Les enjeux d’une dissolution de l’Assemblée nationale

La dissolution de l’Assemblée nationale est sur toutes les lèvres depuis l’adresse à la nation du chef de l’État. Actée le jeudi 12 septembre 2024, elle alimente les débats en ce vendredi 13 septembre, jour qui devait coïncider avec la déclaration de politique générale (DPG) du Premier ministre.

En effet, par décret en date du 4 septembre, le président de la République avait convoqué l’Assemblée nationale en session extraordinaire, en réponse à la menace d’une motion de censure brandie par la majorité du parlement.

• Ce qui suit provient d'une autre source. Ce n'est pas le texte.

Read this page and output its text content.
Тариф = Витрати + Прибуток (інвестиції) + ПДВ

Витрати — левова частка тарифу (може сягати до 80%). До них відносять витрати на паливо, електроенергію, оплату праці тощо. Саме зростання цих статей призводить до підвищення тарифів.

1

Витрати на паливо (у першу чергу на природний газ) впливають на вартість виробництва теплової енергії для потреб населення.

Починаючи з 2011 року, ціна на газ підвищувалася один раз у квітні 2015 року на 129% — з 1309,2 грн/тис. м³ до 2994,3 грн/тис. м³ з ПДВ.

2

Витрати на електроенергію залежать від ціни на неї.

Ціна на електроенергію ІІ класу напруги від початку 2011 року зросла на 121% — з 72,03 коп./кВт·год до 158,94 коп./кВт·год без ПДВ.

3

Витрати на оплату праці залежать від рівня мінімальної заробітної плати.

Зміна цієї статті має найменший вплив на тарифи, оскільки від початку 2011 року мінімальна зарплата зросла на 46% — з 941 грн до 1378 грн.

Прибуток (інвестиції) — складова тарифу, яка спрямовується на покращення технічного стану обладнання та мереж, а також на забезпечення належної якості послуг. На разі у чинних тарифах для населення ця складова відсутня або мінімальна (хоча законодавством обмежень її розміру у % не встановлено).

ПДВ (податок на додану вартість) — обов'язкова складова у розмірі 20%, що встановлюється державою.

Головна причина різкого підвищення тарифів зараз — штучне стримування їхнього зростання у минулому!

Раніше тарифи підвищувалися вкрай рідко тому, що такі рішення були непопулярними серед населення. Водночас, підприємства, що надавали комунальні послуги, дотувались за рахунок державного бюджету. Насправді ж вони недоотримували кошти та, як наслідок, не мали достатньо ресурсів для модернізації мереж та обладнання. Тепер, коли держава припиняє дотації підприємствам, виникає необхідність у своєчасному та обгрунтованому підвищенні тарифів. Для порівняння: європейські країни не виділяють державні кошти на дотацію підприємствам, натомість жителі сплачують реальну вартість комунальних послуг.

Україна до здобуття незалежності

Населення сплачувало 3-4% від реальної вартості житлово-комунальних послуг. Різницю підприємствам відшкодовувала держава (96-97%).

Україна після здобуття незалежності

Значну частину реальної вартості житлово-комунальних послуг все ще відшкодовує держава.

En s’appuyant sur l’article 84 de la Constitution, qui accorde la priorité au chef de l’État pour l’inscription d’une proposition de loi à l’ordre du jour, Bassirou Faye, le président de la République, avait demandé l’ouverture de cette session extraordinaire.

La tenue de la DPG, prévue pour le 13 septembre par la Conférence des présidents et acceptée par le chef de l’État, laissait planer le doute sur une possible dissolution de l’institution parlementaire avant cette date. L’annonce de la dissolution, intervenue hier, a rapidement provoqué des réactions du côté du groupe parlementaire Benno Bokk Yakaar (BBY). Son président, Abdou Mbow, a dénoncé dans un communiqué une « indignité républicaine ». Selon lui, « en décidant de dissoudre l’Assemblée nationale en pleine session extraordinaire qu’il a lui-même convoquée et à la veille de la déclaration de politique générale dont il avait fixé la date, le président de la République a commis un parjure, exécutant de manière cynique les instructions de son Premier ministre ».

Pour Moustapha Fall, un étudiant trouvé devant un kiosque à journaux, la dissolution de l’Assemblée nationale était inévitable. Selon lui, la 14e législature a été marquée par des comportements sans précédent en termes de manipulation des institutions. « On a tout vu, tout entendu avec cette Assemblée nationale », ajoute-t-il, soulignant que certains actes de cette législature resteront gravés dans la mémoire des Sénégalais.

Aminata, une citoyenne, partage cet avis et estime que le président n’avait pas d’autre choix que de dissoudre l’Assemblée, estimant que le bras de fer entre l’exécutif et le législatif avait trop duré. Pour elle, ceux qui dénoncent cette décision comme un « parjure » sont simplement des mécontents.

Les avis divergent, que ce soit chez les hommes politiques, les experts ou les simples citoyens. Dans son allocution, le président a mis fin au suspense en annonçant des législatives anticipées pour le 17 novembre prochain, bouleversant ainsi le calendrier électoral.

Qu’en sera-t-il du processus électoral ?

Selon l’expert électoral Ndiaga Sylla, la dissolution de l’Assemblée nationale et l’organisation des législatives anticipées auront un impact sur le calendrier électoral. Le délai de validation et de publication des listes de candidats, prévu 60 jours avant le scrutin, sera raccourci, de même que la date de dépôt des candidatures, fixée à 85 jours avant les élections. Il rappelle qu’il avait appelé à un compromis entre les acteurs pour éviter de torpiller les délais constitutionnels.

Cependant, Ndiaga Sylla admet que l’option du président d’installer une nouvelle Assemblée avant la fin de l’année est une bonne hypothèse. Cela permettrait de lancer la session budgétaire avant la fin de l’année. Néanmoins, il prévient que cette situation compliquera la préparation technique des élections, notamment l’impression des bulletins de vote, la constitution des listes de candidatures, et surtout, le respect des obligations liées au parrainage, risquant de provoquer une multiplication des candidatures.

Par ailleurs, certains observateurs, comme Anta Babacar Ngom, ancienne candidate à la présidentielle, y voient une manœuvre politique visant à concentrer le pouvoir. L’opposition, à travers des figures comme Thierno Bocoum, président de AGIR, dénonce une « soumission indécente envers le Premier ministre ». De leur côté, les partisans du président se préparent à la bataille pour remporter ces législatives, considérant qu’une victoire serait essentielle pour mettre en œuvre leur projet de bonne gouvernance.